Carolyn Aiko Ikari, U.S. Attorney's Office, Hartford, CT, for Defendants.

RULING ON PLAINTIFF'S MOTION FOR PRELIMINARY INJUNCTION

JANET BOND ARTERTON, District Judge.

On October 11, 2013, Plaintiff Lawrence & Memorial Hospital filed a Complaint [Doc. # 1] for declaratory and injunctive relief against Defendants Kathleen Sebelius, Secretary of the Department of Health and Human Services (“HHS”), Marilyn Tavenner, Administrator of the Centers for Medicare and Medicaid Services (CMS), and Robert G. Eaton, Chairman of the Medicare Geographic Classification Review Board (MGCRB), seeking a declaration that the regulatory scheme governing the MGCRB violates the Medicare Act and the Administrative Procedures Act, and a permanent injunction enjoying Defendants from applying that scheme to Plaintiff's current and future reclassification applications. That same day, Plaintiff filed a motion [Doc. # 4] for a preliminary injunction, enjoining Defendants from acting on Plaintiff's application for reclassification that is currently pending before the MGCRB until the Court can hold a hearing on the merits of this action. Defendants oppose Plaintiff's motion, arguing that the Court lacks subject matter jurisdiction to hear the case, and that Plaintiff has not shown that it is entitled to a preliminary injunction. Although the Court finds it has jurisdiction, for the following reasons, Plaintiff's motion for a preliminary injunction is denied.

I. BackgroundA. The Medicare Program and the Wage Index

The Medicare Program is a system of health insurance for the aged and disabled. ( See Compl. ¶ 17); see also42 C.F.R. § 400.200. Medicare Part A pertains to payment for “inpatient hospital services,” ( see Compl. ¶ 17); see also42 U.S.C. § 1395d(a)(1), and Medicare Part B provides for payment of various outpatient services ( see Compl. ¶ 17); see also42 U.S.C. § 1395k. Payments to hospitals are made pursuant to the inpatient prospective payment system (“IPPS”) for Medicare Part A and pursuant to the outpatient prospective payment system (“OPPS”) for Medicare Part B. ( See Compl. ¶¶ 18–19.) Under both systems, CMS sets a standardized payment rate, which is then adjusted to account for the fact that labor costs vary across the country. ( See Compl. ¶¶ 18–22.) To effectuate this adjustment, CMS uses a “wage index,” which represents the relation between the local average of hospital wages and the national average of hospital wages. ( See id.); see also 42.U.S.C. § 1395ww(d)(3)(E). Thus, hospitals in areas that incur labor costs above the national average receive a higher reimbursement rate than the standardized payment rate, while hospitals that incur labor costs below the national average receive a lower reimbursement rate than the standardized payment rate. ( See Compl. ¶ 22.)
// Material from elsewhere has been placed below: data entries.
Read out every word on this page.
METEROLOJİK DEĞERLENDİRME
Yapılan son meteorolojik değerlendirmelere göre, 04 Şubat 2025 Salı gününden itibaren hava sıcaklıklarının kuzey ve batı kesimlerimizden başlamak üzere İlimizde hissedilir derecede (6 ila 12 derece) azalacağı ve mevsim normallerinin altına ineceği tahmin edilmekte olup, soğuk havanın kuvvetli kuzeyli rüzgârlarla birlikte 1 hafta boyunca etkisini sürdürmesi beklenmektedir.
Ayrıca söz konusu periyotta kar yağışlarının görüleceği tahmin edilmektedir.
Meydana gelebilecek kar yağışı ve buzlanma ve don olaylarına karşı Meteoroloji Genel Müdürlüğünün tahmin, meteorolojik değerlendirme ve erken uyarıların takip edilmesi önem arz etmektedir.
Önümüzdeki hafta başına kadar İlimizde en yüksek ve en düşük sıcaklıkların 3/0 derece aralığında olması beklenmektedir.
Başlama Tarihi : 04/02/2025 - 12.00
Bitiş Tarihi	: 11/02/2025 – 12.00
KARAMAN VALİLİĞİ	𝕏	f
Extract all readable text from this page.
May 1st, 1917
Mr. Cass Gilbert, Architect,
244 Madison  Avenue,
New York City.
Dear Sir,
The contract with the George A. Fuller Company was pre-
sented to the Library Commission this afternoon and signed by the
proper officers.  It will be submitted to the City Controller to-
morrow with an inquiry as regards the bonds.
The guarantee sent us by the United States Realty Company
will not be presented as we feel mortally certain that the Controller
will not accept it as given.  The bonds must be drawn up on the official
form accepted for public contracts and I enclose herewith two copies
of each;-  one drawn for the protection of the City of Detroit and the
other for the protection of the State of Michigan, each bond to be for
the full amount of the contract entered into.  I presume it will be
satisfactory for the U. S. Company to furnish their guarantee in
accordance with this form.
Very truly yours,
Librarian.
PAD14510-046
In 1983, in order to effectuate the wage index adjustment, the Secretary of HHS established standardized hospital labor markets by grouping hospitals according to their location in Metropolitan Statistical Areas (“MSAs”). ( See id. ¶ 23.) These MSAs are based on census data and use counties as building blocks to roughly approximatethe local labor market. ( See id.) Every hospital in a designated MSA is considered to be a part of a single labor market for the purpose of determining the wage index applicable to that hospital. ( See id.) After the 2000 census, the MSAs were replaced with Core Based Statistical Areas (“CBSAs”) that are roughly equivalent to the previous groupings. ( See id. ¶ 24.) The Secretary of HHS sets one wage index for each CBSA and one wage index per state for rural areas not located in any CBSA. ( See id. ¶ 25.) Thus, urban and rural hospitals in the same state may have different wage indices, and therefore, different reimbursement rates under the IPPS and OPPS. ( See id.) Each hospital is reimbursed according to the wage index of the CBSA in which it is physically located. ( See id. ¶ 26.) Since the late 1980s, Congress has periodically amended the Medicare Act to permit hospitals to be reclassified from urban to rural, or to be reclassified to a CBSA other than the one in which they are physically located in order to adjust those hospitals' wage indices to reflect the fact that the CBSAs do not always accurately reflect labor market wage differences. ( See id. ¶¶ 28–36.) More than one-third of hospitals paid under the IPPS and OPPS receive a modified wage index based on these amendments. ( See id. ¶ 37.)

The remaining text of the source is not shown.